By Don Desrosiers
I got my private pilot certificate in 1995 and my instrument rating about a year later. I bought my first airplane barely a week after becoming a pilot — I knew that renting wouldn’t be for me. I loved flying much too much! I owned that PA-28-140 for 9 years but eventually got out of aviation for 15 years. But this rusty pilot got out of the mothballs 2 years ago at age 59. I showed up at the same FBO that I had done business with years ago and got reacquainted with some old friends. I wanted to buy an airplane. Colonial Air GM Chris Cunningham showed me Cherokee N9571J right away. It didn’t take long for me to proclaim that, although it was in my price range at $32,000, this was not going to be my airplane. In retrospect, I think that what turned me off was how dirty and unkempt the aircraft was. N9571J was built in 1966. I’m probably wrong to say that it had never been cleaned since 1966, but that is the impression that I had at the moment.
Within a few weeks, something — I’m not sure what — compelled me to give the airplane another look. Ultimately, the avionics led me to choose this aircraft. It’s not that it has a glass cockpit or the ultimate and the latest and the greatest. But it did not have legacy radios or lots of things that had no value like ADF. N9571J had two glide slopes and a Garmin 430. If I bought an airplane without a GPS, I would want to buy one very badly and that would cost many thousands of dollars over and above the cost of the aircraft.
The exterior of the airplane was OK. The paint was dull and the 3-inch N-numbers made the airplane look old, too. I bought the aircraft in September 2017 with the thought that a good cleaning would go a long way.
My wife and I took all of the carpet out of the airplane and brought it home to power-wash it.

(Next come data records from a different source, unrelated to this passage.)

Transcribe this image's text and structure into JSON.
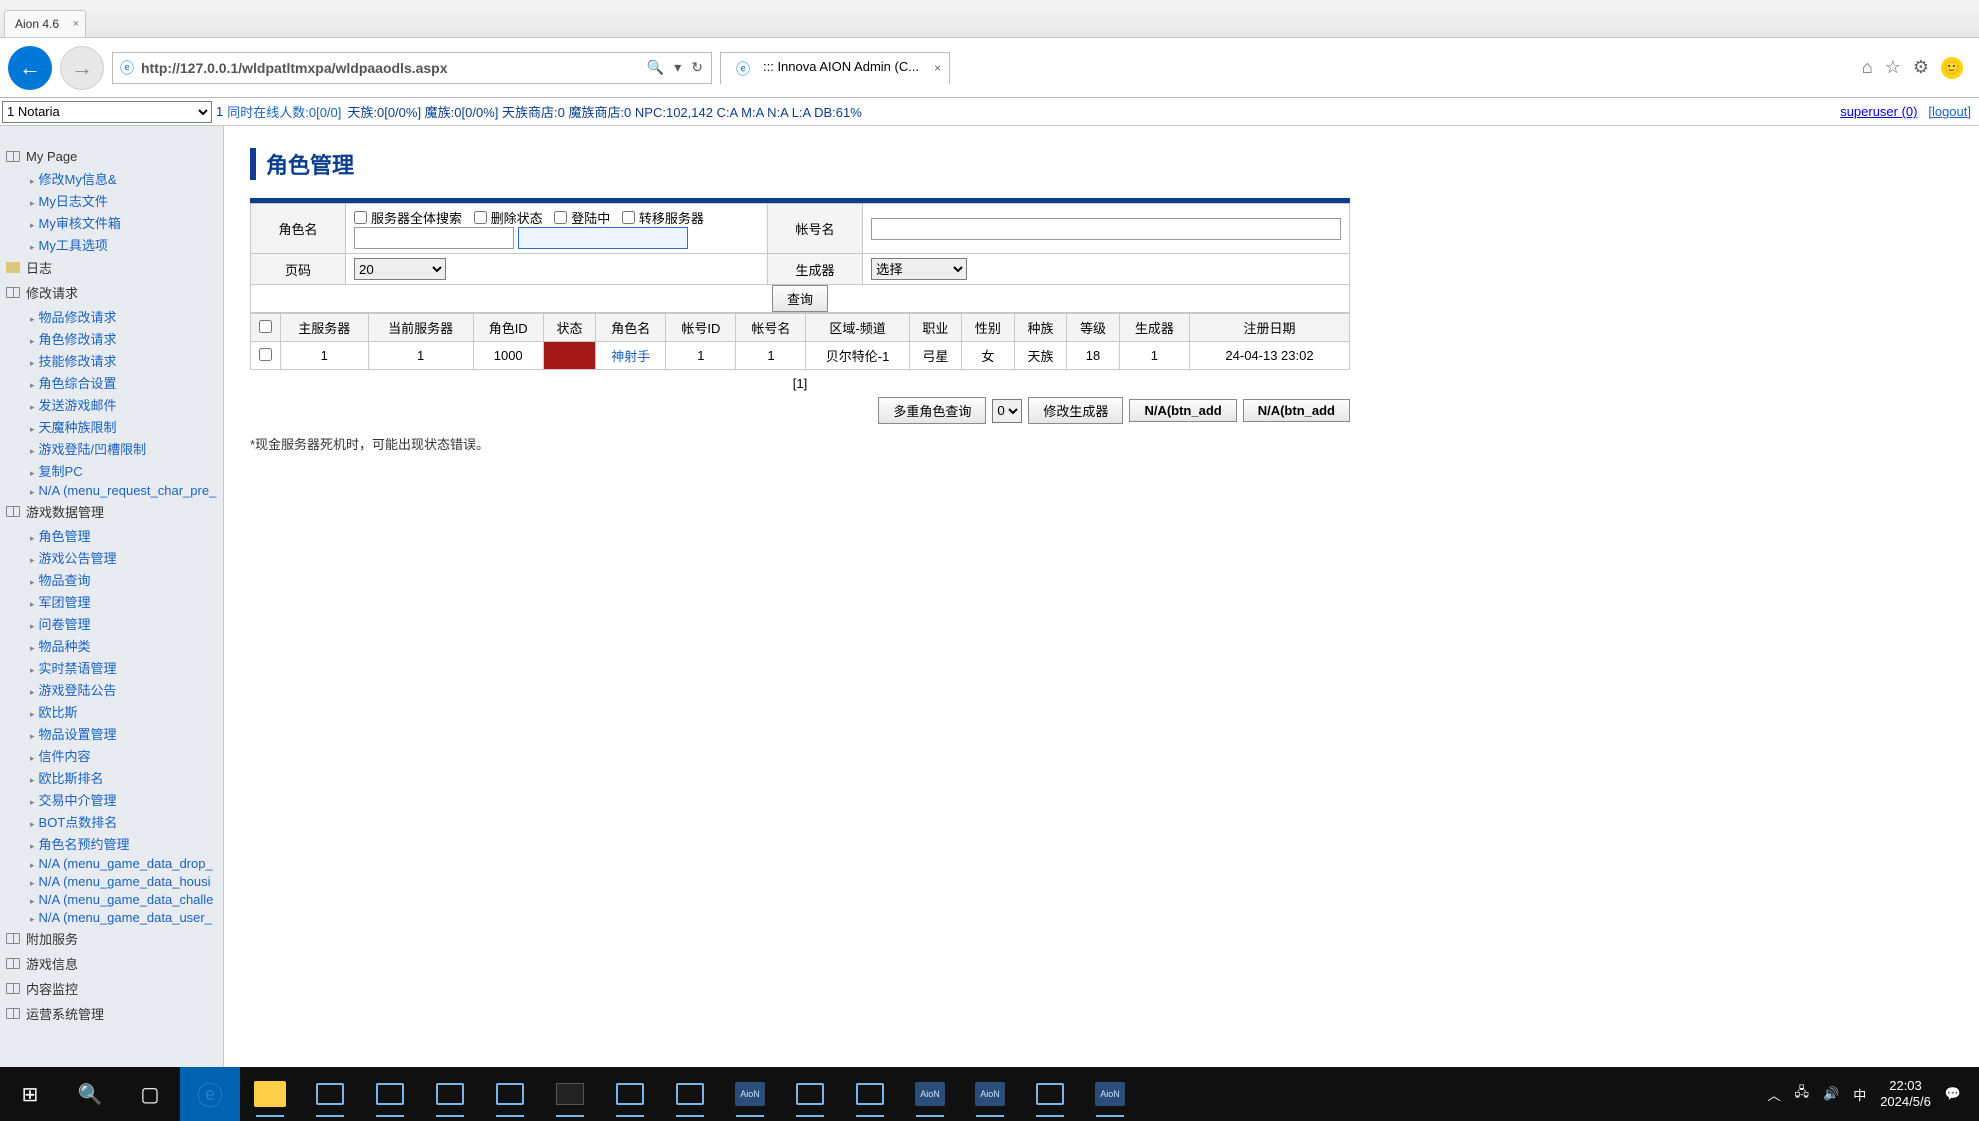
{
  "window": {
    "tab_title": "Aion 4.6"
  },
  "ie": {
    "address": "http://127.0.0.1/wldpatltmxpa/wldpaaodls.aspx",
    "tab_title": "::: Innova AION Admin (C..."
  },
  "status": {
    "server_selected": "1 Notaria",
    "num_before": "1",
    "online_label": "同时在线人数:0[0/0]",
    "rest": "天族:0[0/0%] 魔族:0[0/0%] 天族商店:0 魔族商店:0 NPC:102,142 C:A M:A N:A L:A DB:61%",
    "user": "superuser (0)",
    "logout": "[logout]"
  },
  "sidebar": {
    "sec_mypage": "My Page",
    "mypage": [
      "修改My信息&",
      "My日志文件",
      "My审核文件箱",
      "My工具选项"
    ],
    "sec_log": "日志",
    "sec_modify": "修改请求",
    "modify": [
      "物品修改请求",
      "角色修改请求",
      "技能修改请求",
      "角色综合设置",
      "发送游戏邮件",
      "天魔种族限制",
      "游戏登陆/凹槽限制",
      "复制PC",
      "N/A (menu_request_char_pre_"
    ],
    "sec_game": "游戏数据管理",
    "game": [
      "角色管理",
      "游戏公告管理",
      "物品查询",
      "军团管理",
      "问卷管理",
      "物品种类",
      "实时禁语管理",
      "游戏登陆公告",
      "欧比斯",
      "物品设置管理",
      "信件内容",
      "欧比斯排名",
      "交易中介管理",
      "BOT点数排名",
      "角色名预约管理",
      "N/A (menu_game_data_drop_",
      "N/A (menu_game_data_housi",
      "N/A (menu_game_data_challe",
      "N/A (menu_game_data_user_"
    ],
    "sec_addon": "附加服务",
    "sec_info": "游戏信息",
    "sec_monitor": "内容监控",
    "sec_ops": "运营系统管理"
  },
  "page": {
    "title": "角色管理",
    "filters": {
      "role_name": "角色名",
      "cb_all_servers": "服务器全体搜索",
      "cb_del_state": "删除状态",
      "cb_logging_in": "登陆中",
      "cb_transfer": "转移服务器",
      "account_name": "帐号名",
      "page_size_label": "页码",
      "page_size_value": "20",
      "generator_label": "生成器",
      "generator_value": "选择",
      "query_btn": "查询"
    },
    "table": {
      "headers": [
        "",
        "主服务器",
        "当前服务器",
        "角色ID",
        "状态",
        "角色名",
        "帐号ID",
        "帐号名",
        "区域-频道",
        "职业",
        "性别",
        "种族",
        "等级",
        "生成器",
        "注册日期"
      ],
      "row": {
        "main_server": "1",
        "cur_server": "1",
        "role_id": "1000",
        "role_name": "神射手",
        "acct_id": "1",
        "acct_name": "1",
        "zone": "贝尔特伦-1",
        "job": "弓星",
        "sex": "女",
        "race": "天族",
        "level": "18",
        "gen": "1",
        "reg": "24-04-13 23:02"
      }
    },
    "pager": "[1]",
    "actions": {
      "multi_query": "多重角色查询",
      "dd_value": "0",
      "mod_gen": "修改生成器",
      "btn_add1": "N/A(btn_add",
      "btn_add2": "N/A(btn_add"
    },
    "note": "*现金服务器死机时，可能出现状态错误。"
  },
  "taskbar": {
    "time": "22:03",
    "date": "2024/5/6",
    "ime": "中",
    "aion_label": "AioN"
  }
}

We were sure that it had never been cleaned. The carpet in the baggage compartment, however, was like new. We cut that up to make new carpet pieces for the interior.
For very little money, N9571J became much more aesthetically pleasing. In the meantime, I still had notifications on eBay for anyone selling things for Piper Cherokees. In June of 2018, I got a notice that someone in Kentucky was selling a complete leather interior from a 1972 Cherokee for $1,000. I wasn’t 100% sure that it would fit, but I was sure enough that I could make it fit. Meaning that if it didn’t fit, I could use the leather somehow or cut the panels to fit in some way. Anyway, I bought the interior instantly.
Then updating the interior took on a life of its own! I bought a carpet set from Airtex and some new plastic parts. The new leather interior fit like a glove!
The interior was my pride and joy, but it made the exterior look even worse and more desperate for attention. The cost I was quoted to paint the airplane was $17,000 and it would take 3 months! Those are two sacrifices that I found very hard to make. I didn’t have the $17,000 to spend and I never go 3 months without flying. I gave my airplane a good hard look. The paint on the fuselage, although dull, was in fine shape. The wings were a different story. The paint was awful.
I never considered this a possibility before, but a friend who built and painted ferries and steamships throughout a long career convinced me that he could tackle the job of stripping and repainting the wings on the airplane. He sanded the wings down to bare metal and painted the stripes to match the leather interior. This isn’t a complete paint job, but the metal is protected, and the appearance has been greatly improved. Now N9571J shines on the ramp, flies like a dream, and is my pride and joy.